I have come up with some simple steps that I think streamlines the Web Part creation process, ensuring you are up and running with a debuggable/deployable web part as quickly as possible:

 

1) Install the Web Part template for Visual Studio:
http://www.microsoft.com/downloads/details.aspx?FamilyId=CAC3E0D2-BEC1-494C-A74E-75936B88E3B5&displaylang=en

 

2) Create a new project in Visual Studio using the Web Part project template, I find it useful to create it as part of a solution, as you will see later, when you do the deployment piece you will need to add an additional Visual Studio project.

 

3) "Setup" the project for your web part. This involves setting the correct class names, namespaces, etc. to something appropriate to your web part.

 

4) Set the build path to the \bin directory of the Virtual Server where the portal where you will be running the web part is located. If there isn't one already, create it.

 

5) Build the project. This will give you a web part that simply displays the value of a property, it's what the template installed in step one gives you. The important thing is that you have now built a Web Part .DLL in the Portal sites \bin directory from Visual Studio. By doing this you have "debug enabled" the web part project.

 

6) Install the new web part into your portal using the great "InstallAssemblies" tool written by Maurice Prather here: http://www.bluedoglimited.com/SharePointThoughts/ViewPost.aspx?id=13 and give it a quick test.

 

The reason I use this tool is laziness, it automatically does two things that often cause Web Part developers the most trouble:

  • Creates a valid "Safe Control Entry"
  • Creates a valid Web Part .DWP file

7) Take the .DWP file that InstallAssemblies creates, either by using the button on the tool UI, or looking inside the Portal Virtual server \wpcatalog directory and add it to your project.

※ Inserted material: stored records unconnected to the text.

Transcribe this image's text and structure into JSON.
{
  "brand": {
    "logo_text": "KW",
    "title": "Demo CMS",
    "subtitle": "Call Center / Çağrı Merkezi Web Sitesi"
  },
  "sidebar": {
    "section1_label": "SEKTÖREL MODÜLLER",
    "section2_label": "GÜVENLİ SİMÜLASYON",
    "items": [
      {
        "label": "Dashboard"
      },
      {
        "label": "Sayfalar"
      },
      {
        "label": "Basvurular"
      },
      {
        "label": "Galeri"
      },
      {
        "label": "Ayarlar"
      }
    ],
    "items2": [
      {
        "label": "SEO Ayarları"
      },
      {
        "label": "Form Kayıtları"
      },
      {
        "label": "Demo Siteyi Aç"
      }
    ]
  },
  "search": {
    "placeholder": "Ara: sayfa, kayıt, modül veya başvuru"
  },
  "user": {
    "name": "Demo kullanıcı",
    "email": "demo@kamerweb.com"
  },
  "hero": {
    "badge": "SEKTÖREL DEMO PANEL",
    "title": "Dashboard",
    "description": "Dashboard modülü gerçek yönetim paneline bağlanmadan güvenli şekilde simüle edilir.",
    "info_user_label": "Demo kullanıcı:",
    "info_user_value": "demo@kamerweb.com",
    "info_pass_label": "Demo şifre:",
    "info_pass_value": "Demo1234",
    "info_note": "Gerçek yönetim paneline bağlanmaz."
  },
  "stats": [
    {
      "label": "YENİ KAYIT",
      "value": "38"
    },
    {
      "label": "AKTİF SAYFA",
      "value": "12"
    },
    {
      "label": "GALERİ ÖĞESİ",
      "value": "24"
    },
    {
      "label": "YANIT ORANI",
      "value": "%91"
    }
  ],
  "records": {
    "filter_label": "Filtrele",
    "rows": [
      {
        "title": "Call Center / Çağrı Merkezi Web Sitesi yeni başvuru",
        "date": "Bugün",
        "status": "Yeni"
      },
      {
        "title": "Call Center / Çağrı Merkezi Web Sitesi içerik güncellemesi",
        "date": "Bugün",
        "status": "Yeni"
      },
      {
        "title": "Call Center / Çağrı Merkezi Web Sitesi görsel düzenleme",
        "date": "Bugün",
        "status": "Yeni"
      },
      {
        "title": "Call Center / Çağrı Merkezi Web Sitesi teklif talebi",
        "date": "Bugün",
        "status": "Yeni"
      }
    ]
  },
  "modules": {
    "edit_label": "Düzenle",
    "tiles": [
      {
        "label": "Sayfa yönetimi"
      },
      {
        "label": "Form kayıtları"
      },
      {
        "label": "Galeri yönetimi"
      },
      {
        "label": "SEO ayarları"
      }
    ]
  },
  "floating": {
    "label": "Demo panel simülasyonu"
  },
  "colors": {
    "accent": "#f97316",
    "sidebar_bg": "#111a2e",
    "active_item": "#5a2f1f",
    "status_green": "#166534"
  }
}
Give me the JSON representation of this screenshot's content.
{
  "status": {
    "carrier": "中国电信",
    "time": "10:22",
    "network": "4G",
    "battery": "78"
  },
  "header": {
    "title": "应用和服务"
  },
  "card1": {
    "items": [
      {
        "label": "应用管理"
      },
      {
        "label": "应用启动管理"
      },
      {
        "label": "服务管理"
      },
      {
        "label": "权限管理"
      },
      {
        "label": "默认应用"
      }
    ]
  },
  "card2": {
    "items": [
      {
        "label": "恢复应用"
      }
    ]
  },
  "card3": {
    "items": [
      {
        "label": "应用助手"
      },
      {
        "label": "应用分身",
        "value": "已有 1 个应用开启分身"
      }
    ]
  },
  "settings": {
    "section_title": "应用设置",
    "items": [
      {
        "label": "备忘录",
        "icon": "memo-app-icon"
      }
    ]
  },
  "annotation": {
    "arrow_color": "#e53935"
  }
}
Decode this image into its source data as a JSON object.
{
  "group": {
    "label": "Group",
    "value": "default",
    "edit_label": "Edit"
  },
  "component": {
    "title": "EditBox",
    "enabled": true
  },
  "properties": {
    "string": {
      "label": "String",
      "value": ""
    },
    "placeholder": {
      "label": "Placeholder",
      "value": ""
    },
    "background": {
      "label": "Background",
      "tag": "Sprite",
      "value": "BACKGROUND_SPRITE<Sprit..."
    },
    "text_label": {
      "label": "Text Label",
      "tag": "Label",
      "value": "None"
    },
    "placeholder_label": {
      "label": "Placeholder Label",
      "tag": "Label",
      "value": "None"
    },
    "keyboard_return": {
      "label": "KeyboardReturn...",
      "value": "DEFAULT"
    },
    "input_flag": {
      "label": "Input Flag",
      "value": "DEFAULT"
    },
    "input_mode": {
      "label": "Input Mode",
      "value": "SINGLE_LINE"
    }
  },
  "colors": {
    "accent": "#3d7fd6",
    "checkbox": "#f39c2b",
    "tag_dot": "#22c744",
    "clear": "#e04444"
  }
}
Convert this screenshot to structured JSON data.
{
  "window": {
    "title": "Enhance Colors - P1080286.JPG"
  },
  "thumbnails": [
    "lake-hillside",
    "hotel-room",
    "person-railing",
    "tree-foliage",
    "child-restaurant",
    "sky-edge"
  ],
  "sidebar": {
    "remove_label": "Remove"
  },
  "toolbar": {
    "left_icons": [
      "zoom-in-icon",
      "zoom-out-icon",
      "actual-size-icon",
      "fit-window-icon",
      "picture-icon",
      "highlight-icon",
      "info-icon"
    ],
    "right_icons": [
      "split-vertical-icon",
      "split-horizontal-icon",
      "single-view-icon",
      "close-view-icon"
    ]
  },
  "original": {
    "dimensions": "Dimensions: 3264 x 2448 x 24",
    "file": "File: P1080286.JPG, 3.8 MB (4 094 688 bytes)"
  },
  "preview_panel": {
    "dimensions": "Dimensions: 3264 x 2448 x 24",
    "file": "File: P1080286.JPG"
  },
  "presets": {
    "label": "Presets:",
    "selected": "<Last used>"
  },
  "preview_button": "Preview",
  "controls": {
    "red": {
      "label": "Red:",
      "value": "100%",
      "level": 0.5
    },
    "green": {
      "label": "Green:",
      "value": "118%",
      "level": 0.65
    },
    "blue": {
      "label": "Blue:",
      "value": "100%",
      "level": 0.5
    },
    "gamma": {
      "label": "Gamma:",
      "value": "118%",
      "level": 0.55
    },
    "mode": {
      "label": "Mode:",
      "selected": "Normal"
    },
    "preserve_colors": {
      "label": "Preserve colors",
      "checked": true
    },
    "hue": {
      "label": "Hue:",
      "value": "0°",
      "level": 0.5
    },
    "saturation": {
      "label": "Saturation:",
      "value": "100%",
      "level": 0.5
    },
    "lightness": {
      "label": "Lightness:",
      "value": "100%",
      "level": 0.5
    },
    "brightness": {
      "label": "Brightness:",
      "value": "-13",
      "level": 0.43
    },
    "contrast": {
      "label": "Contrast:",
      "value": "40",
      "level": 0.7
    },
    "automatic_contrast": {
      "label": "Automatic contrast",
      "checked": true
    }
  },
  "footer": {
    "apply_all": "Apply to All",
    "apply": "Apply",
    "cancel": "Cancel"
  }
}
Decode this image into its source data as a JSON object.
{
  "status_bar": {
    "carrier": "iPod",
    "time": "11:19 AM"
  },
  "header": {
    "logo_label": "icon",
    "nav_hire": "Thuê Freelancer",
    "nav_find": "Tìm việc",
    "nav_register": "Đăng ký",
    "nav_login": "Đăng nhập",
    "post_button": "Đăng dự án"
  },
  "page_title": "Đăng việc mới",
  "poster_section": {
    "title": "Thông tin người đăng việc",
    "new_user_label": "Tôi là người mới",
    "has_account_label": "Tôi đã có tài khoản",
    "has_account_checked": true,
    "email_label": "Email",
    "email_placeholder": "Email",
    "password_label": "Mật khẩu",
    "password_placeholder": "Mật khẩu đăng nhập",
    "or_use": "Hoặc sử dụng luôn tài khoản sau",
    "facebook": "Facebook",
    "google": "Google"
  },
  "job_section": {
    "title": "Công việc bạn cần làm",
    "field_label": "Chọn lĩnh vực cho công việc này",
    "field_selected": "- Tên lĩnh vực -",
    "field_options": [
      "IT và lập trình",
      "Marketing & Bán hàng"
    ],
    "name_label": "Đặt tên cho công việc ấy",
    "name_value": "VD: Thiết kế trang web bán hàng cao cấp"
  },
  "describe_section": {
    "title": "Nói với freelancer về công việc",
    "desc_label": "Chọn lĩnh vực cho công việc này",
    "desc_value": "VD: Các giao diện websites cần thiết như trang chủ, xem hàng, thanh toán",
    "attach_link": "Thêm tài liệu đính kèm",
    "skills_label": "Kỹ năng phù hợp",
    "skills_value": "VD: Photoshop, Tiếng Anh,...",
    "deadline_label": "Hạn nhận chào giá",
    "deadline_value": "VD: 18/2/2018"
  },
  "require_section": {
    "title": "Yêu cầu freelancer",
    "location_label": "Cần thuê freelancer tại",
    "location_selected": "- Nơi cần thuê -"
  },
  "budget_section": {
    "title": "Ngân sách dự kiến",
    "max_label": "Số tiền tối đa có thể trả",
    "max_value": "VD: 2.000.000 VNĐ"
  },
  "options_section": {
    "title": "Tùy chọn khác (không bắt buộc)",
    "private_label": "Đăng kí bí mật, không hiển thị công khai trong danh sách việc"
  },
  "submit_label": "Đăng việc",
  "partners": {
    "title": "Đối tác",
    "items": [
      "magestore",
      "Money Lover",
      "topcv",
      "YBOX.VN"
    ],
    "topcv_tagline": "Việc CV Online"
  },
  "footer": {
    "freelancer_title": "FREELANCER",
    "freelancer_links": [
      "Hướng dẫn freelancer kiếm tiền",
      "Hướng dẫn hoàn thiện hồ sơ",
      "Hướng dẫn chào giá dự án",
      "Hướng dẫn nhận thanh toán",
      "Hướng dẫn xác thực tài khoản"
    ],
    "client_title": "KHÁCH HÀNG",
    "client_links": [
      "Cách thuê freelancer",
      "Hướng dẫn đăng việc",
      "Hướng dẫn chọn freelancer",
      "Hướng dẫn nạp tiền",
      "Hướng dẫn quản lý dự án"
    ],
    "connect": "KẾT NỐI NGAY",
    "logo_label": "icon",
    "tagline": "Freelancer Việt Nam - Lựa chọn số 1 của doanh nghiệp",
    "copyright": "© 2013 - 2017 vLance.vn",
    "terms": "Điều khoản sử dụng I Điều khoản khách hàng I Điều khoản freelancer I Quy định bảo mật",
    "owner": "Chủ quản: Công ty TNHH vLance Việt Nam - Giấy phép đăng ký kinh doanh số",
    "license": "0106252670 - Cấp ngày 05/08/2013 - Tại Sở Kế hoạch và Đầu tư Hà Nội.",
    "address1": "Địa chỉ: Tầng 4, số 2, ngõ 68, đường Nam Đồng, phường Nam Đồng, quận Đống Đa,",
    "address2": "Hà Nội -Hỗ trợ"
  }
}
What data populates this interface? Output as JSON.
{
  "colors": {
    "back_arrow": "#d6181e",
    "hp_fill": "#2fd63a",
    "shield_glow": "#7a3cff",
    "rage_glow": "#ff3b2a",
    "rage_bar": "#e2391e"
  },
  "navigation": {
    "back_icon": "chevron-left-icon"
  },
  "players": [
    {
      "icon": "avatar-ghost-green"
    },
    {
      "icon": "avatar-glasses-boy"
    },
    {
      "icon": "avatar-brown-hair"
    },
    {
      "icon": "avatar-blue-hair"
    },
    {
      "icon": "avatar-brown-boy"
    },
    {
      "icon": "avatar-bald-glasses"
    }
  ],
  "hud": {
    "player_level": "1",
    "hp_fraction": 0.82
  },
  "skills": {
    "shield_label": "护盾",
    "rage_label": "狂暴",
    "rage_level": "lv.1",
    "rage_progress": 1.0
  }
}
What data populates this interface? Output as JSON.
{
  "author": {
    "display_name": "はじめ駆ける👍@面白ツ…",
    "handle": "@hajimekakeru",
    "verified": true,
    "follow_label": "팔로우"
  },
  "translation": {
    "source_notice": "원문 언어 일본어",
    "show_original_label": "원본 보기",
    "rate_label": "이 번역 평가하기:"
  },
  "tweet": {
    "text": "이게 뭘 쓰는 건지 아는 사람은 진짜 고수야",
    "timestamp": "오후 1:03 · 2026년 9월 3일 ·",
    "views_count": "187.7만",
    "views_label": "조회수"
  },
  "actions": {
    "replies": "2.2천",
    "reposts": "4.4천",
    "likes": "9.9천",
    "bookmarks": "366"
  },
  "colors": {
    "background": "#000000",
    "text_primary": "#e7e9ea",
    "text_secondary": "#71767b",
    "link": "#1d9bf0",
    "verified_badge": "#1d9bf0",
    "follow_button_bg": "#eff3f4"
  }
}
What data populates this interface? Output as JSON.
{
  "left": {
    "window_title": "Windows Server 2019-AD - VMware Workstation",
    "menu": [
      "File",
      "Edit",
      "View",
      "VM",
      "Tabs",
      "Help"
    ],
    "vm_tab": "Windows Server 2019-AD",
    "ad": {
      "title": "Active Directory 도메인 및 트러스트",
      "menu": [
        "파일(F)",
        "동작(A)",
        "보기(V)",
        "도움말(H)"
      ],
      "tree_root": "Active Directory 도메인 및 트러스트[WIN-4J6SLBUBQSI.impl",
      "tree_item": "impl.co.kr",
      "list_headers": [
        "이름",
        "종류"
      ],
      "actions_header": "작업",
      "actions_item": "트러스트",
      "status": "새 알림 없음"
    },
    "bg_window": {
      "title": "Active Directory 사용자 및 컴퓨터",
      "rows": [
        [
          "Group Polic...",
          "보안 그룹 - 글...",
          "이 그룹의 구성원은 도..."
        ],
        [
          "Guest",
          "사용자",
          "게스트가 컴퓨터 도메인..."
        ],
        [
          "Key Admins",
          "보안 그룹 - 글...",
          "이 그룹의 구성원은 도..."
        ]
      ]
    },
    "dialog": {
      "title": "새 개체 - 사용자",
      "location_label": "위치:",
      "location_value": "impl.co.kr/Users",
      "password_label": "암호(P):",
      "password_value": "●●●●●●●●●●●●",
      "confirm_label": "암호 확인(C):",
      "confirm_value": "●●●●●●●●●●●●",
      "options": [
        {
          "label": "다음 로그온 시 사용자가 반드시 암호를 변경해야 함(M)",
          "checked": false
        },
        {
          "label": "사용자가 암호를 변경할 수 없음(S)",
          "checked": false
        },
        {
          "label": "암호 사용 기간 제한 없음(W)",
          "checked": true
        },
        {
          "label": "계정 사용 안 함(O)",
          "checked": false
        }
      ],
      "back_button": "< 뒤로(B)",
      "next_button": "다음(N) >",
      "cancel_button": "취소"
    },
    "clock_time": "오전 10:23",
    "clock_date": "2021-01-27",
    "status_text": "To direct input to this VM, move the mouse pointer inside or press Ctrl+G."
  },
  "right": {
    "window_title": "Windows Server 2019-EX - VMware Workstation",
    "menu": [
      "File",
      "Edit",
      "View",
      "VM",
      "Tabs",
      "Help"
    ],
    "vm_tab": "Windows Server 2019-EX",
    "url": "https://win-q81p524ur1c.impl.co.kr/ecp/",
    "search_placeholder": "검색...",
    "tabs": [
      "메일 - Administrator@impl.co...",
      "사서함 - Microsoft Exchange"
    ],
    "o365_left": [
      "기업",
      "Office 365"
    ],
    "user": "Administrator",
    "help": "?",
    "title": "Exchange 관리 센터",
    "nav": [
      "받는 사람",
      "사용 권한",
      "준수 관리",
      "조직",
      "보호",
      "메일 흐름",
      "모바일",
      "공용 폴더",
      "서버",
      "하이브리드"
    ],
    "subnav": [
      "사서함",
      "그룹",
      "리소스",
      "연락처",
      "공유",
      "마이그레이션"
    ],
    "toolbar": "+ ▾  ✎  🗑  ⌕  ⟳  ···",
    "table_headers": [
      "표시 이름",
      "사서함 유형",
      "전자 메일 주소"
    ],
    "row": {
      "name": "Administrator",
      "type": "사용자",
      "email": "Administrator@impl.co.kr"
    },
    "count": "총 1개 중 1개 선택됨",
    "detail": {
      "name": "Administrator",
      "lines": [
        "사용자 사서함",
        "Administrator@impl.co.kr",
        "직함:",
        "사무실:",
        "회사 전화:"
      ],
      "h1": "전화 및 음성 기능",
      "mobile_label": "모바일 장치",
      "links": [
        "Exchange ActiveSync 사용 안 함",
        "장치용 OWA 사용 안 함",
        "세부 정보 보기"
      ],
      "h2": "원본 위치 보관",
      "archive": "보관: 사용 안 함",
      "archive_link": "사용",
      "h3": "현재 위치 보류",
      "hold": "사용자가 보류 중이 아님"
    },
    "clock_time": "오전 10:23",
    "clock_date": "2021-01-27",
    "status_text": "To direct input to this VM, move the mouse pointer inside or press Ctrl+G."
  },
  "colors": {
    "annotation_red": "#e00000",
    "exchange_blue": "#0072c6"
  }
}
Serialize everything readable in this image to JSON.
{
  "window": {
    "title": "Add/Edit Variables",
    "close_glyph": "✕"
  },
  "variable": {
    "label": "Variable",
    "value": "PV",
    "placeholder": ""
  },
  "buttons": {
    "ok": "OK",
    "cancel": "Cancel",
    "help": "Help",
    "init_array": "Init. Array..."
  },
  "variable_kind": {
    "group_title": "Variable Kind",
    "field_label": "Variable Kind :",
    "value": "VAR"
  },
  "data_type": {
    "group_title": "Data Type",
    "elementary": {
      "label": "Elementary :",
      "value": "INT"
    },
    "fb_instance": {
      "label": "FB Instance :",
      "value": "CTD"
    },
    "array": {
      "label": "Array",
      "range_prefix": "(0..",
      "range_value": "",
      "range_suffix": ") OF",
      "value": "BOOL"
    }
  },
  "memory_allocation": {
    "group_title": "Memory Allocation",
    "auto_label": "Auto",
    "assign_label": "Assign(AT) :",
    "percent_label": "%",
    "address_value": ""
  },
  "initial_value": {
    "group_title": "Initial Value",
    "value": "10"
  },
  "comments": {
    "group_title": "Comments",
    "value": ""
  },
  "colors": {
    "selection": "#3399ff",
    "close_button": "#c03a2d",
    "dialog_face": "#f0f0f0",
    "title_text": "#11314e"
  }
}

This replaces the one created as part of the original Visual Studio Template. Update the Manifest file so that it can now find this new .DWP file, and then take the SafeControlEntry from your Portals Web.Config file and replace the one already in the Manifest file.

 

At this point you are ready to start debugging the Web Part. Place some break points, do a build, then attach to the W3WP process on the Portal server. Drop the web part onto a page and bingo, you are debugging.

 

Take this a little further by applying polish. 

 

8) When you have finished your web part we can build the deployment package called a "Web Part Package". Create a new Deployment Project (.CAB) inside the existing solution and populate it with the output from the Web Part project. When complete build the new project.

 

9) Finally, remove the version of the web part you added using InstallAssemblies (this is also a feature of the tool) then replace it with your new packaged version using STSADM.EXE.

 

At the end of all this you have an easily debuggable/deployable (and pretty) web part in under 10 minutes.

 

This is all very "Quick and Dirty", so for further reading I would check out the following:

Best Practices for Developing Web Parts for SharePoint Product and Technologies

The definitive "Hello World" Web Part Tutorial

Packaging and Deploying Web Part for Windows SharePoint Services

 

Let me know if you have any other tips or tricks!

 

** Note these steps do not document how to create a "Production Quality" web part.